Find the equation of the tangent line at the given point on the following curve.
\[
x^{2}+y^{2}=29,(-2,-5)
\]
The equation of the tangent line to the point $(-2,-5)$ is $y=$

Step 1 ：Given the equation of the circle is \(x^{2}+y^{2}=29\) and the point is \((-2,-5)\).

Step 2 ：Rearrange the equation of the circle to get \(y^{2}=29-x^{2}\).

Step 3 ：Take the square root of both sides to get \(y=\sqrt{29-x^{2}}\).

Step 4 ：Find the derivative of y with respect to x to get \(y'=-\frac{x}{\sqrt{29-x^{2}}}\).

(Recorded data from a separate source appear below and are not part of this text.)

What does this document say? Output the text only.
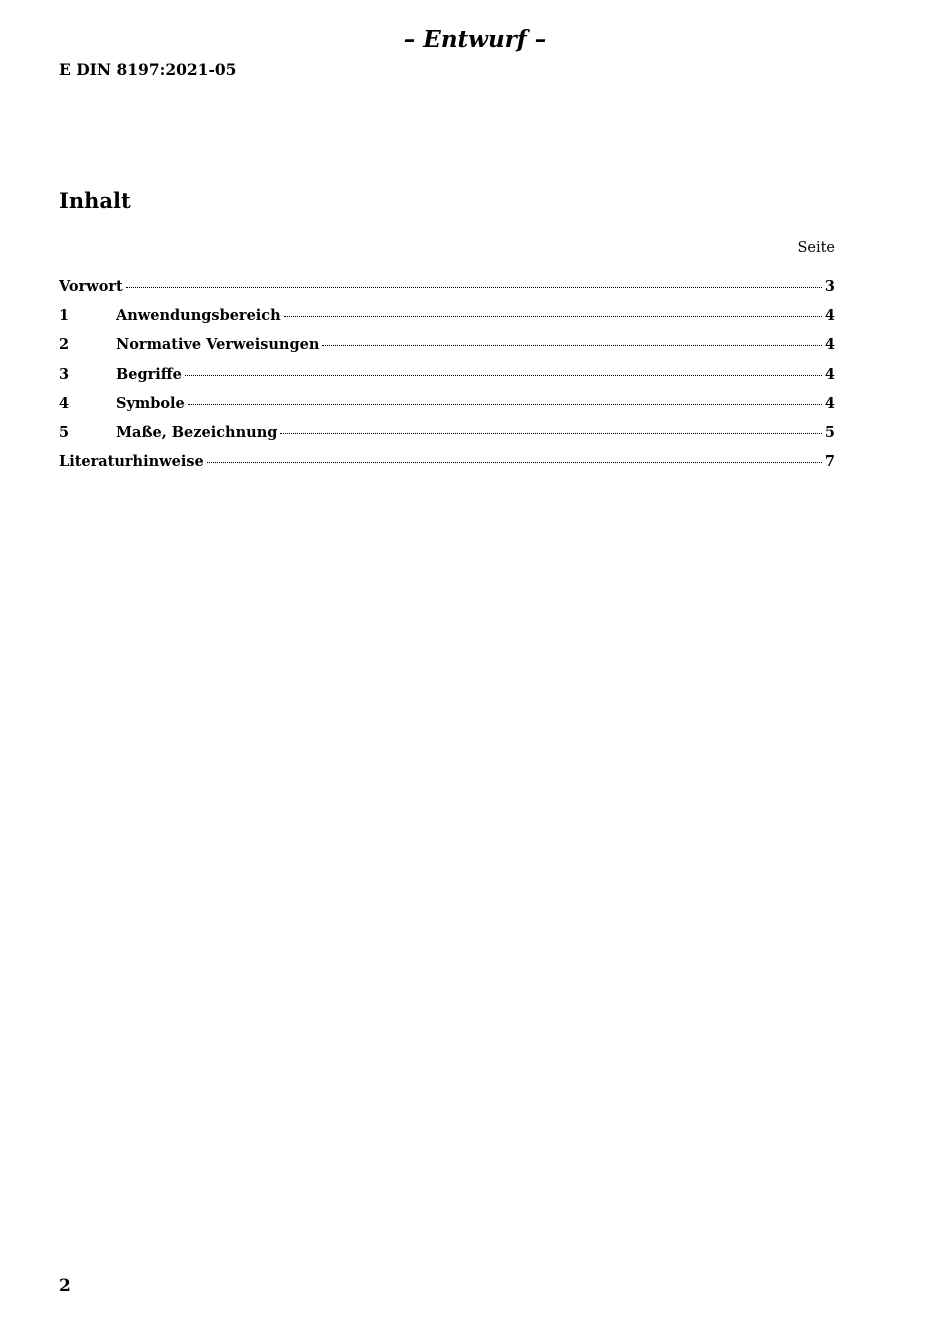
– Entwurf –
E DIN 8197:2021-05
Inhalt
Seite
Vorwort	3
1	Anwendungsbereich	4
2	Normative Verweisungen	4
3	Begriffe	4
4	Symbole	4
5	Maße, Bezeichnung	5
Literaturhinweise	7
2
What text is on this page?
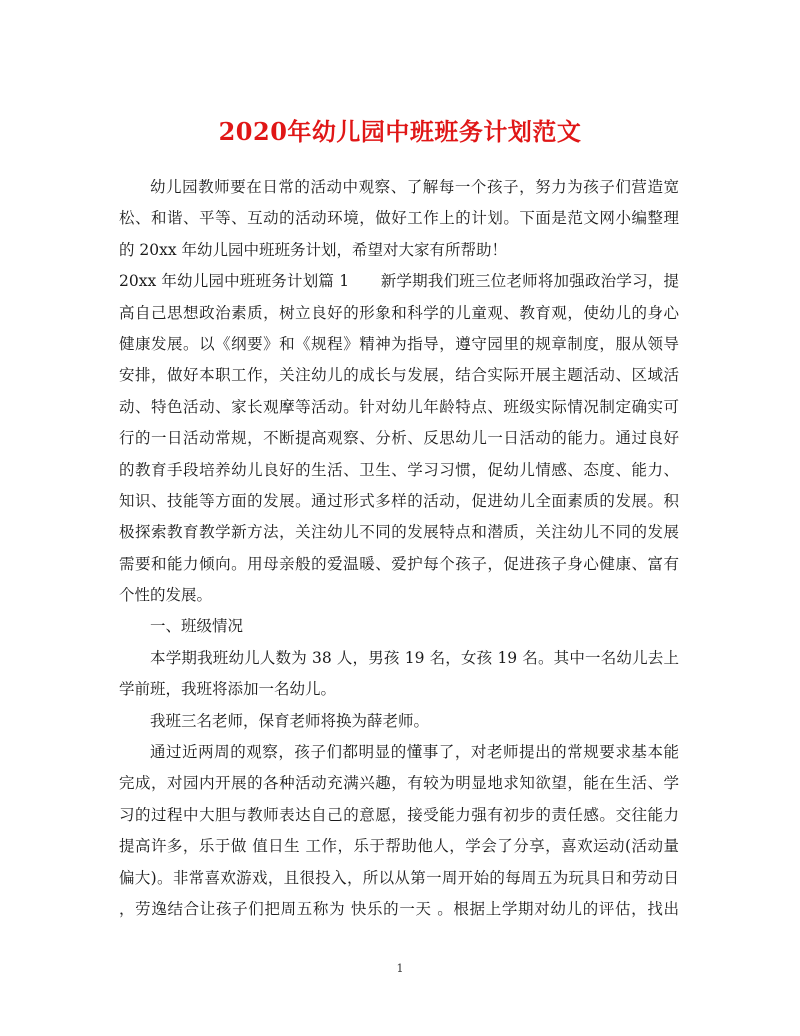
2020年幼儿园中班班务计划范文
幼儿园教师要在日常的活动中观察、了解每一个孩子，努力为孩子们营造宽
松、和谐、平等、互动的活动环境，做好工作上的计划。下面是范文网小编整理
的 20xx 年幼儿园中班班务计划，希望对大家有所帮助！
20xx 年幼儿园中班班务计划篇 1　　新学期我们班三位老师将加强政治学习，提
高自己思想政治素质，树立良好的形象和科学的儿童观、教育观，使幼儿的身心
健康发展。以《纲要》和《规程》精神为指导，遵守园里的规章制度，服从领导
安排，做好本职工作，关注幼儿的成长与发展，结合实际开展主题活动、区域活
动、特色活动、家长观摩等活动。针对幼儿年龄特点、班级实际情况制定确实可
行的一日活动常规，不断提高观察、分析、反思幼儿一日活动的能力。通过良好
的教育手段培养幼儿良好的生活、卫生、学习习惯，促幼儿情感、态度、能力、
知识、技能等方面的发展。通过形式多样的活动，促进幼儿全面素质的发展。积
极探索教育教学新方法，关注幼儿不同的发展特点和潜质，关注幼儿不同的发展
需要和能力倾向。用母亲般的爱温暖、爱护每个孩子，促进孩子身心健康、富有
个性的发展。
一、班级情况
本学期我班幼儿人数为 38 人，男孩 19 名，女孩 19 名。其中一名幼儿去上
学前班，我班将添加一名幼儿。
我班三名老师，保育老师将换为薛老师。
通过近两周的观察，孩子们都明显的懂事了，对老师提出的常规要求基本能
完成，对园内开展的各种活动充满兴趣，有较为明显地求知欲望，能在生活、学
习的过程中大胆与教师表达自己的意愿，接受能力强有初步的责任感。交往能力
提高许多，乐于做 值日生 工作，乐于帮助他人，学会了分享，喜欢运动(活动量
偏大)。非常喜欢游戏，且很投入，所以从第一周开始的每周五为玩具日和劳动日
，劳逸结合让孩子们把周五称为 快乐的一天 。根据上学期对幼儿的评估，找出
1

Step 5 ：Substitute \(x=-2\) into the derivative to find the slope of the tangent line at the point \((-2,-5)\), which is \(y'(-2)=\frac{2}{5}\).

Step 6 ：Substitute the point \((-2,-5)\) and the slope \(\frac{2}{5}\) into the equation of a line \(y=mx+b\) to find the y-intercept, which is \(b=-4.2\).

Step 7 ：\(\boxed{The equation of the tangent line at the point (-2,-5) is y=\frac{2}{5}x-4.2}\).